Anywho, that was a longwinded write up to tell you this: While the world is on a sourdough journey, including across the street from me where Hannah is committing to becoming the world's greatest sourdough baker (and of course my own kitchen, where I'm pumping out 4 loaves of soft baked sourdough sandwich bread weekly), I'm busy making Amish happen.

I was introduced to Amish friendship bread over a decade ago, and I went HAM on it. I even looped in an ex-boyfriend who tried to impress with his own dedication to the craft, but instead irritated me beyond comprehension and accelerated the breakup that had been looming since day 1. But alas, that's another post.

Here's the long and short of this baked good:
it's Amish. It's friendly. It's not super healthy. It's low maintenance. It's delicious.

Where sourdough tends to be the hot, popular girl at school eager to selfie her newest outfits and nail art, Amish friendship bread is the nerdy kid sister who is hellahot under her turtleneck and transitions lenses*. You can make the starter easily and without guesswork, then all you do is squish the bag of it around for 5 days, feed it without having to weight anything, squish it around some more, then bake it.
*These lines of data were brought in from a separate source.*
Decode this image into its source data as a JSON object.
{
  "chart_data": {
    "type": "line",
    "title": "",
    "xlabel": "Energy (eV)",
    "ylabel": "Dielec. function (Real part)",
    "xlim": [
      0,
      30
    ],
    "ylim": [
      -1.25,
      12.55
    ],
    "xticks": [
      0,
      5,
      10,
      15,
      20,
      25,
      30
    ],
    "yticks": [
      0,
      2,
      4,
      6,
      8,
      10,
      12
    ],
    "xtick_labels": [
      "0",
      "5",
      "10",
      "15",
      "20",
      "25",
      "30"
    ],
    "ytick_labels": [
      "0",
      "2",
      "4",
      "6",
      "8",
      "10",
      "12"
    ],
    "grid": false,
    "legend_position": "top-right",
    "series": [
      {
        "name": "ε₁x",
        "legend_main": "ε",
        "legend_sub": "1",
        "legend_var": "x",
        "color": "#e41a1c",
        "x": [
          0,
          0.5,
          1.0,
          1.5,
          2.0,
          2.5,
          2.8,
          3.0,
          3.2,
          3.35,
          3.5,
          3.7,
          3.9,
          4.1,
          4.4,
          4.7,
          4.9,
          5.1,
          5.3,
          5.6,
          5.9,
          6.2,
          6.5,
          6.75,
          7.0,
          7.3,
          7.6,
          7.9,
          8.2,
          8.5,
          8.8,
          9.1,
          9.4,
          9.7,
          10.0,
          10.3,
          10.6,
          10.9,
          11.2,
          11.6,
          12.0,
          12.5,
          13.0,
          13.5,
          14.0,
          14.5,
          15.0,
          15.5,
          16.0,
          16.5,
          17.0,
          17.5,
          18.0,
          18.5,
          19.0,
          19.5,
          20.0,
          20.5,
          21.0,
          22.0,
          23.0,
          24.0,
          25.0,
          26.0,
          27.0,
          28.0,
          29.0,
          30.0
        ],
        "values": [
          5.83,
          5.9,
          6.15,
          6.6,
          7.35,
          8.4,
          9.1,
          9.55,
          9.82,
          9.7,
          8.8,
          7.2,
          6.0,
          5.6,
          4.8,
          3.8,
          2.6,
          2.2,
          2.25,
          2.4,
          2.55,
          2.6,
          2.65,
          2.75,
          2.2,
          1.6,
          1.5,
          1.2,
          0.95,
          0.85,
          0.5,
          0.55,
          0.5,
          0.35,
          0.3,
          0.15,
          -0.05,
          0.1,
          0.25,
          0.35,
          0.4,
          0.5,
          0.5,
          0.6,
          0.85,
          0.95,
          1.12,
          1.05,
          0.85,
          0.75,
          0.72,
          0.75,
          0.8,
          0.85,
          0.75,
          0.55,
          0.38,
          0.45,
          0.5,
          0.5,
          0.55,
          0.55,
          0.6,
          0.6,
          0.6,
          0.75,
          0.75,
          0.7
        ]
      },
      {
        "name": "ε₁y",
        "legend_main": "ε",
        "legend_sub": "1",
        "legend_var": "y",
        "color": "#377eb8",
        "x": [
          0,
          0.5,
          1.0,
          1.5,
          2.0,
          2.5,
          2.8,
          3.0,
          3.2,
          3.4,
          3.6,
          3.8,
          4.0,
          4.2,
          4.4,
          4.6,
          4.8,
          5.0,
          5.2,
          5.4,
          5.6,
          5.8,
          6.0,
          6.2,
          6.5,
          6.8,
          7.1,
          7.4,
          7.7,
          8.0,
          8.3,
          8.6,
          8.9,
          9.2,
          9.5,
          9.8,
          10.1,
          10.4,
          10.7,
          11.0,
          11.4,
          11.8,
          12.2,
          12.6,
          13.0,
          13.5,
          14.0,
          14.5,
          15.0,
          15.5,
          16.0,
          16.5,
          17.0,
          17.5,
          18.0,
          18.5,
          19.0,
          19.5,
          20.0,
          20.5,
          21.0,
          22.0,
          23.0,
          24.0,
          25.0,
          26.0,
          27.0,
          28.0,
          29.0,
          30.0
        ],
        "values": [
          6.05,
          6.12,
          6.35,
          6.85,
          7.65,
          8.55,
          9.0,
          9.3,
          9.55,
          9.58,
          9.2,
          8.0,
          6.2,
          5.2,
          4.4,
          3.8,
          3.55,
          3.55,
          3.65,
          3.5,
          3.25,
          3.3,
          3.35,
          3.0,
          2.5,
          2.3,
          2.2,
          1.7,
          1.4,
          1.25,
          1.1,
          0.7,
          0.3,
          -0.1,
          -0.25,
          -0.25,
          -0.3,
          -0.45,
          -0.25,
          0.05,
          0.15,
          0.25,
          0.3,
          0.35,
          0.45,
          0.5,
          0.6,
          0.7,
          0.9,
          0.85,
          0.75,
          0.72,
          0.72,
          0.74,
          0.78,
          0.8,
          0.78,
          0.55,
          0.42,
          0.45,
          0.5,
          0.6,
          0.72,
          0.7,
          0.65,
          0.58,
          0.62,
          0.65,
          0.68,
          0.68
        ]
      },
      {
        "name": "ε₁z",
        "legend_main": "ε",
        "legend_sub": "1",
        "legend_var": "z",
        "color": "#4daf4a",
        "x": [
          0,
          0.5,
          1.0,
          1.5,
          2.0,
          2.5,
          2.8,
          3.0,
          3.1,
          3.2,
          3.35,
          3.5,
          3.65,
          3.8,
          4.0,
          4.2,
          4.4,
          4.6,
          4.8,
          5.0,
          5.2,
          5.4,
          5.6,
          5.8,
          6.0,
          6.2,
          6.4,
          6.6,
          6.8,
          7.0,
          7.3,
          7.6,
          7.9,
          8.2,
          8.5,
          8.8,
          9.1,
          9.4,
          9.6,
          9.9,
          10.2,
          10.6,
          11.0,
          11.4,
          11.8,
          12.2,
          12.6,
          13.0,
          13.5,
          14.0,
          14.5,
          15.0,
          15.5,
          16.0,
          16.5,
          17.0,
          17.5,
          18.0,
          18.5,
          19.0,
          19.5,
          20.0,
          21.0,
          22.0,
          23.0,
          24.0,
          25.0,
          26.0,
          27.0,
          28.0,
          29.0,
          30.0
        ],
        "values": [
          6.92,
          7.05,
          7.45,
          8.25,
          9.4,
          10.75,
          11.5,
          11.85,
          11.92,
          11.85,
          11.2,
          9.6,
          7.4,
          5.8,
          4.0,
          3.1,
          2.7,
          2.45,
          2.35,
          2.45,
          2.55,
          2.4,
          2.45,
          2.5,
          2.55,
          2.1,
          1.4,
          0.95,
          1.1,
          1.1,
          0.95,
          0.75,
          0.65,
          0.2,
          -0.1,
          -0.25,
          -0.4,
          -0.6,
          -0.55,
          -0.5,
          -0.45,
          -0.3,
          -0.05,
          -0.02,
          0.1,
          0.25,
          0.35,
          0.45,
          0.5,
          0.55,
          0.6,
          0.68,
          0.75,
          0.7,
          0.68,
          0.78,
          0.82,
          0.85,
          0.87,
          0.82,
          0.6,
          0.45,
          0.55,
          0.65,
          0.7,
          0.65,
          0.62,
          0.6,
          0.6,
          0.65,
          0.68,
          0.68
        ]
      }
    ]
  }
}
Baking day yields multiple measures of starter that you can share, hence the friendliness of it (or make like an extreme introvert and throw it away, OR make like an introverted 3w2 and keep all of it for yourself and smugly take care of multiple bags, make 100 loaves, and self-righteously drop them on friends' porches like it was nothing).

If you're looking for an alternative to artisan loafing, become Amish. Like quarantine me.


*this is not a personal commentary on Hannah's transitions lenses.